I bought the book for three reasons. First, it was a favorite of HP Lovecraft, who is an author who influenced me. Second, I physically liked the book (it's beautifully printed, pictured is my copy). Finally, I wanted to have some short stories that I could quietly read (not audiobook) while my daughter sleeps.
I was hoping for some Lovecraftian cosmic horror. Instead, I got some mediocre sappy 19th century romantic fiction mixed in with discount Edgar Allan Poe tier spooky fiction. Because I don’t recommend it, this review will contain spoilers.
The first story that I read, called The Repairer of Reputations, had an extremely interesting set up. It takes place in New York in 1920. Of course, because the book was written in 1895, it isn’t our 1920 - its 1920 as it was imagined by an American upper-class elite author from 1895. The story correctly predicts WW1, the militarization of America, the exclusion of Jews from immigrating to the US, and the redevelopment of New York city. It also makes some seemingly absurd predictions such as the creation of an independent negro state in Louisiana. I got a great dystopian vibes from it.
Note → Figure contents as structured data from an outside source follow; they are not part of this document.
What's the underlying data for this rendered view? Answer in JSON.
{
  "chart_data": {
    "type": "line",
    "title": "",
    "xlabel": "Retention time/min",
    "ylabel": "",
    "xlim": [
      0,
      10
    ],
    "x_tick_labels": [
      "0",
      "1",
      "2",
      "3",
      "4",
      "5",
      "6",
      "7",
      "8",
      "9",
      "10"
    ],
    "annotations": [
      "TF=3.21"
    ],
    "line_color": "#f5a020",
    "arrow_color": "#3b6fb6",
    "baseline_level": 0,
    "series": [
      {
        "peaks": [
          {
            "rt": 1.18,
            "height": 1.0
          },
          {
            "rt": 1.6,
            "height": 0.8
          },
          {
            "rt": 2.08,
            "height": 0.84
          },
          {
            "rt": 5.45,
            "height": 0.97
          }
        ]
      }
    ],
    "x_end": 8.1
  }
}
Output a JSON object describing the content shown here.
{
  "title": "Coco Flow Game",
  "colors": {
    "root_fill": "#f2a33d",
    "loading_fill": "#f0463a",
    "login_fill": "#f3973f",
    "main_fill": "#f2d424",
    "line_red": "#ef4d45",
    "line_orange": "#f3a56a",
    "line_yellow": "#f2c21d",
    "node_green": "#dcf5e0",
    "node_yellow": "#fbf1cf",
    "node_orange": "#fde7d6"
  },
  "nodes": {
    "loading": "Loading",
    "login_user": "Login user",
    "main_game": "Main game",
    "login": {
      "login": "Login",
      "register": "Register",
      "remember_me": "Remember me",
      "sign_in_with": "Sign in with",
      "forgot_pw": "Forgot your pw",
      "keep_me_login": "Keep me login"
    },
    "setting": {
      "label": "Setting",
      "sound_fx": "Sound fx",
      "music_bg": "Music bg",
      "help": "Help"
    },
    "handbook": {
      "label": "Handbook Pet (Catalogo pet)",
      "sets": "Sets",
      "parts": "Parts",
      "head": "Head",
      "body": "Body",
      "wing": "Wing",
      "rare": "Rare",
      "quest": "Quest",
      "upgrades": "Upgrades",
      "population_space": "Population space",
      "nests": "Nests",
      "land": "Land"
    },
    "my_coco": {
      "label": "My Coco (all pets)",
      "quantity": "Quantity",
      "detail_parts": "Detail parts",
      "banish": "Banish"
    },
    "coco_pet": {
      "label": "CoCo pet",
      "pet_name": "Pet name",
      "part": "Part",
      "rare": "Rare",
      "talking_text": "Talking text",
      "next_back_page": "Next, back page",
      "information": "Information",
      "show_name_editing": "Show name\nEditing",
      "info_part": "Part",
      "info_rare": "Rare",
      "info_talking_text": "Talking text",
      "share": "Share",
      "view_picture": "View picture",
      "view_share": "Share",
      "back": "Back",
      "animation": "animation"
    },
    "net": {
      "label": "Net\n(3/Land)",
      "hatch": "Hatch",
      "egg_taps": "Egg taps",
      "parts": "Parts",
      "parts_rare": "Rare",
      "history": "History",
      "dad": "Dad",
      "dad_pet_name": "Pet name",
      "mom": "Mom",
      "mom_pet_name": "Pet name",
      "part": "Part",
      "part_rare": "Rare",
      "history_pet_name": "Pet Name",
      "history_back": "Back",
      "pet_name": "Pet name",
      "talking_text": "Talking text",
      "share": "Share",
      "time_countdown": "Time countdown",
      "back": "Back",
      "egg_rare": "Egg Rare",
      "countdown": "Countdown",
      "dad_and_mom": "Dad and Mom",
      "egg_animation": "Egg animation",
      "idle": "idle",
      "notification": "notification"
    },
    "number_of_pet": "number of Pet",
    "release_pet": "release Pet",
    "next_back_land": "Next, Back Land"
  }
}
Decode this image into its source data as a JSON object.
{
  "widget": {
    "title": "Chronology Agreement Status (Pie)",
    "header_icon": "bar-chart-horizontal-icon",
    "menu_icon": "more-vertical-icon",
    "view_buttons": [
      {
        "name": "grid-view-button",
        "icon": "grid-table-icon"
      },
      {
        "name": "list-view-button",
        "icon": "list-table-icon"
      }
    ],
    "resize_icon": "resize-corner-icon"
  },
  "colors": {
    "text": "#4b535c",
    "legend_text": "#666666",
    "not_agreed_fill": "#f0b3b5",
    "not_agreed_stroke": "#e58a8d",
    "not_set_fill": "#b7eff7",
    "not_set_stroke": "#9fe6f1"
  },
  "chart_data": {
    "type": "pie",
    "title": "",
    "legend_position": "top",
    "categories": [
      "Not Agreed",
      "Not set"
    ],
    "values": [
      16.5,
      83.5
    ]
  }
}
However, the rest of the story fell flat.
I then read a mediocre soppy romance story about two sculptors who loved the same French woman, and a boring lazy story about some guy who fell asleep during mass at a church and had a nightmare.
Finally, the last story was about a painter who saw a creepy man staring at him from the window. It was a little bit more mysterious than the other three stories, and had some better Lovecraftian elements; however it still fell short.
Overall I do not recommend the King in Yellow.